Dilema Energi Inggris: Keterlibatan China dalam Proyek Angin Raksasa Picu Perdebatan

Inggris Bimbang: Melibatkan China dalam Proyek Energi Angin Raksasa, Antara Kebutuhan dan Kekhawatiran

Pemerintah Inggris menghadapi persimpangan jalan krusial terkait masa depan energi bersihnya. Pertanyaan mendasar muncul: seberapa jauh perusahaan asal Tiongkok harus diizinkan berpartisipasi dalam proyek-proyek infrastruktur energi yang dianggap strategis?

Sorotan tajam tertuju pada Green Volt, sebuah konsorsium yang terdiri dari Flotation Energy (Skotlandia) dan Vårgrønn (Norwegia). Mereka menunjuk Mingyang, raksasa turbin angin lepas pantai dari Tiongkok, sebagai kandidat utama untuk memasok turbin dalam proyek ambisius mereka. Proyek ini bertujuan membangun ladang angin terapung komersial pertama dan terbesar di Eropa, yang diharapkan dapat menyediakan listrik bagi anjungan minyak dan gas, menggantikan sumber energi diesel dan gas yang mencemari, serta mengalirkan energi terbarukan ke jaringan listrik nasional Inggris.

Namun, kerjasama dengan perusahaan Tiongkok bukanlah keputusan yang mudah diambil. Pertimbangan keamanan nasional menjadi penghalang utama.

Bayang-Bayang Keamanan Nasional

Potensi penggunaan turbin dari Mingyang memicu perdebatan publik yang intens. Pengalaman pahit di masa lalu, ketika pemerintah Inggris mengambil alih kendali British Steel, menjadi pelajaran berharga. Saat itu, Jingye Group, pemilik British Steel asal Tiongkok, dituduh berencana menutup pabrik di Scunthorpe, mengubah Inggris menjadi tempat pembuangan baja Tiongkok. Insiden tersebut memicu gelombang kritik dan tuntutan agar perusahaan Tiongkok tidak lagi dilibatkan dalam proyek-proyek infrastruktur vital Inggris.

Akibatnya, meskipun belum ada larangan resmi dari pemerintah, Green Volt dilaporkan telah menunggu tanggapan dari para menteri selama beberapa minggu. Ketidakpastian ini mencerminkan kehati-hatian pemerintah dalam menimbang manfaat dan risiko yang terkait dengan keterlibatan Tiongkok.

Ketergantungan pada Teknologi Asing

Ironisnya, Inggris menghadapi keterbatasan dalam memproduksi turbin sendiri. Upaya untuk menggandeng produsen Eropa belum membuahkan hasil yang memuaskan.

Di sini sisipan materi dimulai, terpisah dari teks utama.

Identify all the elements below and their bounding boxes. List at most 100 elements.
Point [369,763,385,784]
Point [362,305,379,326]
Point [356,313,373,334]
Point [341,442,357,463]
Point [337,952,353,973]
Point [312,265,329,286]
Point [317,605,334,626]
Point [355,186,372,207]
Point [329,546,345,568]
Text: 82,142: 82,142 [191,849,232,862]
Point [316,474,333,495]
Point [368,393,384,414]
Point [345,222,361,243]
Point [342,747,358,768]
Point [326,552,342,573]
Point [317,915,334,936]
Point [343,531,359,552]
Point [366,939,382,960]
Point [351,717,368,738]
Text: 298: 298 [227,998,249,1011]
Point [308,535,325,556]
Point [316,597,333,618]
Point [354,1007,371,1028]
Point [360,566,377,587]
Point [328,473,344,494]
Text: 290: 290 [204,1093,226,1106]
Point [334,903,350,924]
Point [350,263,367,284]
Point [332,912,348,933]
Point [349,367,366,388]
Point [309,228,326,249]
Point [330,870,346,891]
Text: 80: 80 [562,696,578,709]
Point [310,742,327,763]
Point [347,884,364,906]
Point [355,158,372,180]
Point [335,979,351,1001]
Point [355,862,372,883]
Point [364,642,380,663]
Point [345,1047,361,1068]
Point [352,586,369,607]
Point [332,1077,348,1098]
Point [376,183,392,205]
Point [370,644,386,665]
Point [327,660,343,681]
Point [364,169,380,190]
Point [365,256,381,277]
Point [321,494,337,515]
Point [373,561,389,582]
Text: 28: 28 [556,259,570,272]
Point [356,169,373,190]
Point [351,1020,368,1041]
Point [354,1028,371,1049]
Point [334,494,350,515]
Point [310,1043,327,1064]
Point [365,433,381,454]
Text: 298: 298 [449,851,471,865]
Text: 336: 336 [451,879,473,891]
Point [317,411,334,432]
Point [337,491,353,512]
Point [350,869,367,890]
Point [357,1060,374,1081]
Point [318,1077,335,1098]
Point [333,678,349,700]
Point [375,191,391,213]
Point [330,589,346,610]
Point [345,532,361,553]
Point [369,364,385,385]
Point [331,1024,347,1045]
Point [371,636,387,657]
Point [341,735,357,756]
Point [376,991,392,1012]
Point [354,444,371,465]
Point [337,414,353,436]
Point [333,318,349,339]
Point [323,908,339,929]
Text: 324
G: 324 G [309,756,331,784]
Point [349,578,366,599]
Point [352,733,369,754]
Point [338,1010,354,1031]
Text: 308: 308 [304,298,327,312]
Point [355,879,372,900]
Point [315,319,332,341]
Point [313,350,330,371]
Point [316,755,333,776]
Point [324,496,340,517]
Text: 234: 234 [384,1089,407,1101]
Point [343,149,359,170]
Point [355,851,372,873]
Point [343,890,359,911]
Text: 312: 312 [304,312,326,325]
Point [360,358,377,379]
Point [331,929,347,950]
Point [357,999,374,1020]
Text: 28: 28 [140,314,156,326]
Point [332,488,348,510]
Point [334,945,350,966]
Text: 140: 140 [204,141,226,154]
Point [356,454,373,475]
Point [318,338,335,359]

Sumber industri mengungkapkan bahwa Green Volt telah berupaya mencari produsen dari Eropa, namun gagal. Hal ini menimbulkan pertanyaan mendasar: jika bukan perusahaan Tiongkok, siapa yang akan memasok turbin untuk proyek ini?

Proyek Green Volt dianggap krusial untuk mendukung ambisi Inggris mencapai emisi nol bersih (net zero) pada tahun 2050. Namun, tujuan ambisius ini terancam goyah setelah Ørsted, perusahaan asal Denmark, membatalkan proyek ladang angin Hornsea 4, salah satu proyek terbesar di Inggris. Pemerintah masih berharap Ørsted akan mempertimbangkan kembali keputusannya.

Di sisi lain, Mingyang juga menjadi sorotan di Jerman terkait keterlibatannya dalam proyek ladang angin lepas pantai Waterkant.

Komitmen Green Volt

Green Volt menegaskan komitmennya untuk mematuhi semua regulasi pemerintah terkait keamanan nasional dalam memilih pemasok. Juru bicara Green Volt menyatakan bahwa perusahaan akan mengikuti semua peraturan dan panduan pemerintah terkait keamanan infrastruktur nasional.

Pemerintah Inggris juga menekankan bahwa keamanan nasional tetap menjadi prioritas utama dalam setiap keputusan investasi di sektor energi. Pemerintah menyatakan tidak akan membiarkan apapun mengancam keamanan nasional. Investasi di sektor energi berada pada pengawasan keamanan nasional tertinggi, dengan proses ketat untuk menilai peran Tiongkok dalam rantai pasok dan investasi di infrastruktur vital, mempertimbangkan aspek keamanan nasional serta kebutuhan membangun rantai pasok dalam negeri.